Gerçekten de insan, dost bildiğini her dem görmekten, onun sonsuzluğun sahibini hatırlatan yüzünü seyretmekten ; tarifsiz bir heyecan duyar ve dahi tat alır.
Onunla aynı mekanda bulunmak birlikte çayını yudumlamak, göz göze gelmek bir lütûftur. Ve maddi izahı imkânsızdır. O anı dünyanın en büyük servetleriyle dahi satın alamazsınız. Dostla çayınızın buğusu daha bir ıtırlı, paylaştığınız ortam bir başka sıcaktır…
Ve dostun sarf ettiği her söz, yüreğinize ve ruhunuza merhem kabilindendir.

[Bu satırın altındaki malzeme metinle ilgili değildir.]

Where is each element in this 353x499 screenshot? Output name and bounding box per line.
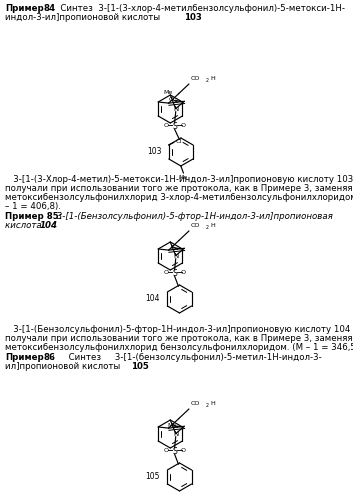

Yerine göre dostun attığı gülün taş, taşın gül mesabesinde olması da dostluğun bir cilvesidir demek lazım gelir.
Bir de “Hem i cana hem i dost “ vardır ki gönlün has bahçesinde gülüranadır, gönül sarayında yeri mutenadır. Aşk gibi bir şey. Tıpkı “Aşk gelicek cümle eksikler biter.”kelamında ifadesini bulan hoş manadaki gibi.. Onun geldiği yerde cümle eksikler biter, ülfet tamam olur.
Onun, mah yüzünü seyrederken, gülde şebnem misali gözlerine bakarken, gözleriniz nem değil meserret pınarıdır. Onun bakışlarındaki ışıltı.içinizi aydınlatır. Gözleriniz ışıldar.
Dost yüzünden ve gözünden, fani cihanın en paha biçilmez iştiyak ve heyecanına kanatlanırsınız. Âdeta kanatsız arşa yükselirsiniz.
Nerdesin ey dost bildiğim! Ankara, sensiz bir “ölüler evi.”bir an önce dön de tenimize can damarlarımıza kan yürüsün. Ruhumuzdaki kara kış bahara dönsün. Gözlerimizin nemi gül yüzünde şebneme tebdil olsun.
Gel ey “Gül ü Rana” ! bir anlık meserreti çok görme bana. Sayende bu fakir meskenetten kurtulsun. Dostluğunun ve dost dergâhının kenarına iliştirilen varak-ı mihr ü vefada yerini alsın.
Ahir kelam . Cümle dostlara ve dostluklara selâm olsun. Ey “Gül ü Rana “ sana hasseten ve gönülden selâm olsun. Ruhundan kaynayan pınar çorak ruhuma dolsun. “ Ben dost yüzün göremezsem/ Bu gözlerim nemdir benim.”